Wichita Police didn't find out a call that came in on December 28th was a prank until after Andrew Finch was shot and killed.
Police surrounded Finch's home- ready for a hostage situation with the information dispatchers got from the caller. Police are now saying it was a swatting call.
L.A PD says Tyler Barriss was arrested in connected with the call, which came into city hall and was transferred to dispatchers.
"There are hidden phone numbers at times depending on how they call in. If they call administration lines and it rolls over, they may not have numbers on them or get a true phone number to call back, " said Mader.

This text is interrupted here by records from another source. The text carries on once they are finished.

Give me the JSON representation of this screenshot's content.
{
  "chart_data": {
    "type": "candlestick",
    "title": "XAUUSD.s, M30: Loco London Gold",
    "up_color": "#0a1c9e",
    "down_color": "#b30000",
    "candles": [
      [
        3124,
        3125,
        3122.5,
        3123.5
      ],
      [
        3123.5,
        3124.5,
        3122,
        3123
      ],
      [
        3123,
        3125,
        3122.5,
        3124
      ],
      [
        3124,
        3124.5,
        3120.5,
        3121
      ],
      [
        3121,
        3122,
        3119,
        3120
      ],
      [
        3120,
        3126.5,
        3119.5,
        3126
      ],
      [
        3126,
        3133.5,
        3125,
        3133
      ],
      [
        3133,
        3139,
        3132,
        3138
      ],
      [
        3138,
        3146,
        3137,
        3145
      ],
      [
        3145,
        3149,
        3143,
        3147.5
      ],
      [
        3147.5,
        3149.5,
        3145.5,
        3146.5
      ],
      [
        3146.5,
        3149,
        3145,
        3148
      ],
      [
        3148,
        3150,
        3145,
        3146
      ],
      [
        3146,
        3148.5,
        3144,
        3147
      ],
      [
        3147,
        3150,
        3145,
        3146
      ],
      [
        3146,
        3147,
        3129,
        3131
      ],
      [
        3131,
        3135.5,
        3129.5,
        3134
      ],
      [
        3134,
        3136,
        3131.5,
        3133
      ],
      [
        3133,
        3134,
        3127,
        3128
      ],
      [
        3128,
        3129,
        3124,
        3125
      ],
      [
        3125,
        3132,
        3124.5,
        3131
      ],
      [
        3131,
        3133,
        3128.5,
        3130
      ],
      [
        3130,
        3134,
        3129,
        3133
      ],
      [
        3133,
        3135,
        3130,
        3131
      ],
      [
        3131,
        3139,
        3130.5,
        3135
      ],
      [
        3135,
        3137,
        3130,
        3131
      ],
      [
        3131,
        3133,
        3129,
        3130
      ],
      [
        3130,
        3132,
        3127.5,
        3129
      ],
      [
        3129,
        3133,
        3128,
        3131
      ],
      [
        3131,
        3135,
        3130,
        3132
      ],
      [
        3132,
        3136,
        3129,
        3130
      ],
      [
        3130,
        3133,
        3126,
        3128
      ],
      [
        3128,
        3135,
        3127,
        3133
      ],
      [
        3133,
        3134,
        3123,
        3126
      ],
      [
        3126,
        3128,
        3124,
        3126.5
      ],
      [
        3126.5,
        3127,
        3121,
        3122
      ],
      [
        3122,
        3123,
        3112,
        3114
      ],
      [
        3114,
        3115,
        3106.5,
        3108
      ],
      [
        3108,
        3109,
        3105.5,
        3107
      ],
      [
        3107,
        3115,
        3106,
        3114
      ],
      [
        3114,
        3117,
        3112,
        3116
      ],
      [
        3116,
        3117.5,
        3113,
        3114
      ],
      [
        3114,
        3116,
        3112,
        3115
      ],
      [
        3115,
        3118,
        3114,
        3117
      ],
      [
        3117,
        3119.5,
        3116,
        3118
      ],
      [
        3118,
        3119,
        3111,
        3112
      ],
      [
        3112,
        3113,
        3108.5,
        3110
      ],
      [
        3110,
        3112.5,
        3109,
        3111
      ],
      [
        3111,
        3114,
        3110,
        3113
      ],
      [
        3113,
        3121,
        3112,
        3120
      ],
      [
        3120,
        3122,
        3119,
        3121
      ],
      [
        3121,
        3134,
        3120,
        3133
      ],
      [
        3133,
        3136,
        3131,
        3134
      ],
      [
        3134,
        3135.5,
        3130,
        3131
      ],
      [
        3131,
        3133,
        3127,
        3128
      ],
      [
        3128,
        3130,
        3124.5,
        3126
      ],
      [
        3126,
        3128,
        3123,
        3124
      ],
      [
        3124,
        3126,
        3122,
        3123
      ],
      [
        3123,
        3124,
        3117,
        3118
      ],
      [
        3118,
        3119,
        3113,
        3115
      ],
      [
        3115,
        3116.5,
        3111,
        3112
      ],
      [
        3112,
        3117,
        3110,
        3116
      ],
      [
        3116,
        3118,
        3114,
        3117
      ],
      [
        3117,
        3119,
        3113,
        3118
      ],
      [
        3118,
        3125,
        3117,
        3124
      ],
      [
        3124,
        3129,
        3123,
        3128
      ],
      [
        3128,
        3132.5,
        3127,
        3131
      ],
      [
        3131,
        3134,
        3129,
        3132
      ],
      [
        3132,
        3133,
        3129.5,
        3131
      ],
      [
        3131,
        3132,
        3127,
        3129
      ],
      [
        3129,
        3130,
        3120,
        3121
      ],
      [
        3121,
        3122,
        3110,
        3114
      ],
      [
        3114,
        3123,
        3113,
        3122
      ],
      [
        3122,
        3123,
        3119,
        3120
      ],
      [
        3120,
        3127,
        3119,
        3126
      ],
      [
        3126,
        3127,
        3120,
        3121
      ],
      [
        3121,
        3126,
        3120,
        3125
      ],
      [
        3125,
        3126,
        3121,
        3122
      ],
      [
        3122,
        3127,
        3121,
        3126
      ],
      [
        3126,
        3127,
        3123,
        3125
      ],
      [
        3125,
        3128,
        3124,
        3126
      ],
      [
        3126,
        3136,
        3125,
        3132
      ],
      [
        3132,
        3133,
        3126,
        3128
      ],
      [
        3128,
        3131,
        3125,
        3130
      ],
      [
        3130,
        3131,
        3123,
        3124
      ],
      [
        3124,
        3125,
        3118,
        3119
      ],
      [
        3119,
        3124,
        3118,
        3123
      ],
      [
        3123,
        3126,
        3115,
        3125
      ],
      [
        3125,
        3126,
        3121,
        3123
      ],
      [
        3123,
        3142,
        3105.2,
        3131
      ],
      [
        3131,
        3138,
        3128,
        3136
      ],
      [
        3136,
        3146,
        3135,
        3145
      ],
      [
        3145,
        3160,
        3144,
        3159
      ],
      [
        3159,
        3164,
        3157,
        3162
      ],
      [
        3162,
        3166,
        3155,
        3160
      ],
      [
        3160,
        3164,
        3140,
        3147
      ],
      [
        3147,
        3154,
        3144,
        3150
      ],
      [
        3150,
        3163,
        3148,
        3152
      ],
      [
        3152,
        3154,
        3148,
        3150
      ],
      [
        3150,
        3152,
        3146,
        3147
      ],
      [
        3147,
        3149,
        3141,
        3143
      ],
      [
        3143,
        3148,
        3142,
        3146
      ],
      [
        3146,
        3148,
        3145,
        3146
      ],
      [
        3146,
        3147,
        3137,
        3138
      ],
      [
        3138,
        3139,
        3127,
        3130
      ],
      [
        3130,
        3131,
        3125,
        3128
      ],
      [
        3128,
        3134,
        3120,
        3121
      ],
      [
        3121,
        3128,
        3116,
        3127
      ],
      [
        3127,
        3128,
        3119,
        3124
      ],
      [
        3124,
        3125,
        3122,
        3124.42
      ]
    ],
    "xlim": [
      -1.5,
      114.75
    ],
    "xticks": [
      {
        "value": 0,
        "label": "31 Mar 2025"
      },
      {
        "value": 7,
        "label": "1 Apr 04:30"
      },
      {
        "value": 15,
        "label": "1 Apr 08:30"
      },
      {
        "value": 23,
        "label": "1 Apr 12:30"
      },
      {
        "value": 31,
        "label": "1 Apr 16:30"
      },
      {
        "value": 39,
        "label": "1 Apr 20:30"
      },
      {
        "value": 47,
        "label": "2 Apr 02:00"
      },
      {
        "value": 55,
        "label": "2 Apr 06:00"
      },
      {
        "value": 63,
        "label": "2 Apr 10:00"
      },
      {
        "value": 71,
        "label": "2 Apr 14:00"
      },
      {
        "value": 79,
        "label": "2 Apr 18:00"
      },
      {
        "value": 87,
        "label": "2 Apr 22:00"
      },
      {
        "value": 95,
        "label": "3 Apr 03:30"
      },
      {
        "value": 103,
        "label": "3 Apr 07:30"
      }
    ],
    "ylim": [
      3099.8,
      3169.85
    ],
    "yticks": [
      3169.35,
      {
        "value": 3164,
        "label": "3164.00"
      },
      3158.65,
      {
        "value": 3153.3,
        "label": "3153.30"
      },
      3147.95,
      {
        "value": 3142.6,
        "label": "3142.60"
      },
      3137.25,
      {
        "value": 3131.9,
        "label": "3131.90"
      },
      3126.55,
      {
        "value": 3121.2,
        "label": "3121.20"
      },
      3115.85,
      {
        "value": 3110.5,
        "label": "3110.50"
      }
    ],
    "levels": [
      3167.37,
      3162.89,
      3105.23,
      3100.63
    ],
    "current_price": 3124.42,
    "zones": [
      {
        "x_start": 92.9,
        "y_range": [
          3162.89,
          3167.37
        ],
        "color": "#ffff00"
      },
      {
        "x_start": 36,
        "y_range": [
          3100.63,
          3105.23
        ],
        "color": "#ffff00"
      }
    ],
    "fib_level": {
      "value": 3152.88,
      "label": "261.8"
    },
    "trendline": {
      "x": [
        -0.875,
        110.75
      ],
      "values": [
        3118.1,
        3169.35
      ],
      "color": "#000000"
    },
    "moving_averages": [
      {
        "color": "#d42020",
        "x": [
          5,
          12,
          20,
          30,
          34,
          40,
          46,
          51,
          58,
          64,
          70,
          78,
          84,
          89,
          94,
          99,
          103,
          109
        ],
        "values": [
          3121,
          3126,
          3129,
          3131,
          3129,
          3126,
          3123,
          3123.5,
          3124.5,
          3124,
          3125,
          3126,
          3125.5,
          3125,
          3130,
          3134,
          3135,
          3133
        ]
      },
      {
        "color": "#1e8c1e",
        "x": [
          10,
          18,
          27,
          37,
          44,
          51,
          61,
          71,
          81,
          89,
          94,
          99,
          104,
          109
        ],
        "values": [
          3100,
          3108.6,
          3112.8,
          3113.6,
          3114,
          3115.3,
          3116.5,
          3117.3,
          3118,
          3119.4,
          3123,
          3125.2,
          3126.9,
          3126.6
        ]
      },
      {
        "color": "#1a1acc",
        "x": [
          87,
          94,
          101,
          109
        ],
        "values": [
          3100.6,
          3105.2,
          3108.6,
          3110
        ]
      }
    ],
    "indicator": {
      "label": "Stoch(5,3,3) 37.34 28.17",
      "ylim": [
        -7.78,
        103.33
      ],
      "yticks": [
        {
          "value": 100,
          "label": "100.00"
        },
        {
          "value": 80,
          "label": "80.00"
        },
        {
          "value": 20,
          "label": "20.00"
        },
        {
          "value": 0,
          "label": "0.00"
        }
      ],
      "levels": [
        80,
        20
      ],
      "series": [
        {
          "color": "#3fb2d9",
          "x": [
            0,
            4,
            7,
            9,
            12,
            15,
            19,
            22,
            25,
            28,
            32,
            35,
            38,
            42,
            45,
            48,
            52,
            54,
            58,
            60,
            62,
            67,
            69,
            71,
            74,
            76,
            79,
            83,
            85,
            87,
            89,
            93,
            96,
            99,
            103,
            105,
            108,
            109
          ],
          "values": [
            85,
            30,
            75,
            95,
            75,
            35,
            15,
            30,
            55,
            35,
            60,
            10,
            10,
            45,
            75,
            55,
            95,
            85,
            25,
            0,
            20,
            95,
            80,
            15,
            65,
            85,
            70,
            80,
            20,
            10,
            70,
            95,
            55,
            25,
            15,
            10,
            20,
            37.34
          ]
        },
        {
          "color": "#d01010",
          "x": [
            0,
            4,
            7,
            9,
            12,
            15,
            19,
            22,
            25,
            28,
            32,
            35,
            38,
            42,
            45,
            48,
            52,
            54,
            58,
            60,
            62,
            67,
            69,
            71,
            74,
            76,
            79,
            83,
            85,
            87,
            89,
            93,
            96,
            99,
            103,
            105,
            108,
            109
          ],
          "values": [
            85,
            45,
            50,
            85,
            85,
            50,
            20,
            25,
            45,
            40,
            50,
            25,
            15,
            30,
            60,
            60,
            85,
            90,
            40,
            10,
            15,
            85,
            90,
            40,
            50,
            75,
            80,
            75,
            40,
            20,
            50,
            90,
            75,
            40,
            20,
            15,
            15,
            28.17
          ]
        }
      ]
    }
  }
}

Mader says getting calls from out of state is common and it wouldn't necessarily be a concern or raise any red flags. She says no matter where the call is coming from, or what the caller says, they take every call seriously. Their job is to get as much information as they can and give it to officers.
"Prank calls are hard. We never know if it's true or not. If we do get a call and think it's a prank and it's not, that's dangerous to us, so we have to take every call as a real call."